Loki, born of frost and fire,
Weaver of schemes, unquenched desire,
With honeyed tongue and quickened mind,
He bends the fate of gods and time.

He walks the line ’twixt jest and spite,
A thief of truth, a shadowed light.
With silver lies and cunning art,
He sows discord in every heart.

A serpent sly, a fox’s grin,
His chaos spreads where he has been.
Yet in his tricks, a lesson lies—
To see the truth through veiled disguise.

For though his deeds may shatter peace,
And sow confusion without cease,
His clever hands reshape the way,
A spark that births another day.

Oh, Loki, wily, sharp, and sly,
A fire that flickers, never dies.
Your cunning path, both curse and boon,
A dance beneath the shifting moon.

2025 ©️

Poetry

The Petition of Hel.

Through the veil of mist, she treads,
Where all light fades and shadows wed.
Across the fjords of jagged stone,
A mother walks, but not alone.

For grief, her constant guide and ghost,
Has led her where all lost souls coast.
To Helheim’s gates, dark and grim,
She prays the Goddess will hear her hymn.

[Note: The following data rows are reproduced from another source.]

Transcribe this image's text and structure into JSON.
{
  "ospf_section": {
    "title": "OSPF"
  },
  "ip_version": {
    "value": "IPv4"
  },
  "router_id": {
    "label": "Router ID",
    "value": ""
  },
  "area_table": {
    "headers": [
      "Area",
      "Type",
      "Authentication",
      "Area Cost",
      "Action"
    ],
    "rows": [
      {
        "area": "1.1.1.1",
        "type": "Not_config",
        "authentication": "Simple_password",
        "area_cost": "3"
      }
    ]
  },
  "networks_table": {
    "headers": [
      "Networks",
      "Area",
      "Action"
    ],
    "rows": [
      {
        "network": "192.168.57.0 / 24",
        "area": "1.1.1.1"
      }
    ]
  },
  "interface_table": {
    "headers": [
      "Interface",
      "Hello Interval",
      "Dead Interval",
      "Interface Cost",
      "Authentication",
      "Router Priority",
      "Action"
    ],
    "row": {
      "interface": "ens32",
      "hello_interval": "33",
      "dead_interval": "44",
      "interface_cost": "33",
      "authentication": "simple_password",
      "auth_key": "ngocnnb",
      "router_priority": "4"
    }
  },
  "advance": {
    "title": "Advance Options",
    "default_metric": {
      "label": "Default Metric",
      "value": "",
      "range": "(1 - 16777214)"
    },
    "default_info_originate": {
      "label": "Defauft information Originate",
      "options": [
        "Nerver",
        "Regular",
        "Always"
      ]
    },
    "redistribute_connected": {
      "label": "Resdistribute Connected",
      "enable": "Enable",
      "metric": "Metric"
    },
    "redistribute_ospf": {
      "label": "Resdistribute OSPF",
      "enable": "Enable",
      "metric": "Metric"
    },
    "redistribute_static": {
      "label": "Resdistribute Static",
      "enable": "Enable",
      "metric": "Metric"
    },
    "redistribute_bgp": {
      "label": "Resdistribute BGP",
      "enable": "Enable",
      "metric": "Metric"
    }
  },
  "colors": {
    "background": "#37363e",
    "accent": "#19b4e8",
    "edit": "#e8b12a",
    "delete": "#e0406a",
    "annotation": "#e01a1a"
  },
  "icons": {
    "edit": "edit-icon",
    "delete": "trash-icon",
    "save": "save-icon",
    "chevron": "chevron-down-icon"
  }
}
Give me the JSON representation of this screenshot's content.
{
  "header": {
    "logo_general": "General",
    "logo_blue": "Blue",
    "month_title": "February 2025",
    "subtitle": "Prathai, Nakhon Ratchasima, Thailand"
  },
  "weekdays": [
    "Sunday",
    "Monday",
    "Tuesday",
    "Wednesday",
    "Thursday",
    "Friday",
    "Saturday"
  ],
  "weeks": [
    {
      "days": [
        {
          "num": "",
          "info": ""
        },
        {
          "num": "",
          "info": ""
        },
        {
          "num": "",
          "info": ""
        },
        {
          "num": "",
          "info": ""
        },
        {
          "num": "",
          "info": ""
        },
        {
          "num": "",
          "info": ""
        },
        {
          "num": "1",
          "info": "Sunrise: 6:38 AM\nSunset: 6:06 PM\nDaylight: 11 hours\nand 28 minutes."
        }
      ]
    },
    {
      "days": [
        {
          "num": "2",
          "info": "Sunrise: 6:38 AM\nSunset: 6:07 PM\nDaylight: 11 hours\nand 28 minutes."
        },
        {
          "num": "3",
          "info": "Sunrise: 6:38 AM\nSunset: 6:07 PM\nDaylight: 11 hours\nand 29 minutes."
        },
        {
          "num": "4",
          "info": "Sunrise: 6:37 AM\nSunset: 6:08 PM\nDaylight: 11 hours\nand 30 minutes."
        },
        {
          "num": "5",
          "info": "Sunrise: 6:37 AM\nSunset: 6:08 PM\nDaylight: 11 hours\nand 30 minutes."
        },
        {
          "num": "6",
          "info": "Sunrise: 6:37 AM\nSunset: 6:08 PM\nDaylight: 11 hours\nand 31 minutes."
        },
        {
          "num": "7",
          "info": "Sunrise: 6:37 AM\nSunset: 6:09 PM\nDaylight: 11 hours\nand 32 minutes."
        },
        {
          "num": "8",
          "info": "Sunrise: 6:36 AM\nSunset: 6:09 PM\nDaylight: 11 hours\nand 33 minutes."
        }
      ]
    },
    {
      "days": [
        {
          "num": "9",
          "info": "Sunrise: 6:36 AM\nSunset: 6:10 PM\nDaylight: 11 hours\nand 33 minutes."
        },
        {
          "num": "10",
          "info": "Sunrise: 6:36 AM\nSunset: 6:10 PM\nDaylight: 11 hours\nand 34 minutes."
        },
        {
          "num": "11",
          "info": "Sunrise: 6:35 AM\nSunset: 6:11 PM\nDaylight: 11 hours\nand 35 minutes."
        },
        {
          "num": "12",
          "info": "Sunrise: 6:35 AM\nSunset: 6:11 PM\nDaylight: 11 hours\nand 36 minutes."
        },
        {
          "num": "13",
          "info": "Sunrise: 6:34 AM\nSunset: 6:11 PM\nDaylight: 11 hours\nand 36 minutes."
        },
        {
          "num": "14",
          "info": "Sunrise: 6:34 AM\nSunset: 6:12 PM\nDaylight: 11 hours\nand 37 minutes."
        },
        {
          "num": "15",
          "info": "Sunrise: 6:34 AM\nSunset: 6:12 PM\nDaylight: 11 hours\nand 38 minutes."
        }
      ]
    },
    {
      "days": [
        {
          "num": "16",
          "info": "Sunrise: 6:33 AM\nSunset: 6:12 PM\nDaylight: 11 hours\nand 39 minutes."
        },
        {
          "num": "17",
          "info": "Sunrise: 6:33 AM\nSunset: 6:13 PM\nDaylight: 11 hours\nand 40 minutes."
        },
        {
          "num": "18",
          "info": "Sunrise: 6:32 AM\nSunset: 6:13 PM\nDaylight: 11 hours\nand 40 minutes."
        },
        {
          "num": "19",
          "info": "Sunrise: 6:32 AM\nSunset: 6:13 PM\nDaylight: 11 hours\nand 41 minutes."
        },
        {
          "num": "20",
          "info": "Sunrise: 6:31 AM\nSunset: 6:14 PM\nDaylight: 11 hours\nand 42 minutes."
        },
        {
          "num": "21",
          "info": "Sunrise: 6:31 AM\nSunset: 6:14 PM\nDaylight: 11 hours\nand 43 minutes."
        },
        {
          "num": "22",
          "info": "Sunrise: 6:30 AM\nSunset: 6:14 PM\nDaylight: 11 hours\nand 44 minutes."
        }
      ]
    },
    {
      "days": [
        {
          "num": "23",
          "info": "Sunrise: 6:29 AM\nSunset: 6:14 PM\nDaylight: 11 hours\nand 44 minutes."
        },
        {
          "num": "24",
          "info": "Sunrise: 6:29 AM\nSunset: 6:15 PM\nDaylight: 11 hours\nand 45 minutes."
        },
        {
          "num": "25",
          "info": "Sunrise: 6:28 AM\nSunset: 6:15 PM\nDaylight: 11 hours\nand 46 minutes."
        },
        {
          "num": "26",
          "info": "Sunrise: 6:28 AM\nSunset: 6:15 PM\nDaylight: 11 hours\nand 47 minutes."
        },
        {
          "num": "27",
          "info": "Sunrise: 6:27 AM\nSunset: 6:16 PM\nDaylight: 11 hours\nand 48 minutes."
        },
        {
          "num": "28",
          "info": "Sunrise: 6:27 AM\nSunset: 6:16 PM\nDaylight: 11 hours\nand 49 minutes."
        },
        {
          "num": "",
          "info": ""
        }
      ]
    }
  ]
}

Her heart, a vessel made of flame,
Burns with her lost child’s given name.
With every step, her body shakes,
But her love for him will never break.

The air is cold, the winds are wild,
Yet nothing chills like death of child.
The ancient gates of Helheim groan, But still she calls, though all alone.

“Hel, great Goddess of the dead,
Return my child,” the mother pled.
“Take my life, my breath, my days,
But let him walk in the sun’s warm rays.”

The silence lingers, thick and still,
As if the earth absorbs her will.
From shadows deep, Hel makes her way,
Her face half-pale as winter’s day.

“I cannot give what fate has sealed,
For death is a truth that can’t be repealed.
But mother, strong with heart so true,
I will grant one gift to you.”

The child appeared, a fleeting spark,
His eyes aglow in the endless dark.
One moment more, one final kiss,
Hel’s precious gift, a fleeting bliss.

Then darkness wrapped him in its shroud,
And silence fell, so harsh and loud.
The mother wept, but rose again,
She had held her child in Helheim’s den.

She turned and left that shadowed realm,
Her heart a bruised and battered helm.
But though she walks through life alone,
She carries him—her flesh, her bone.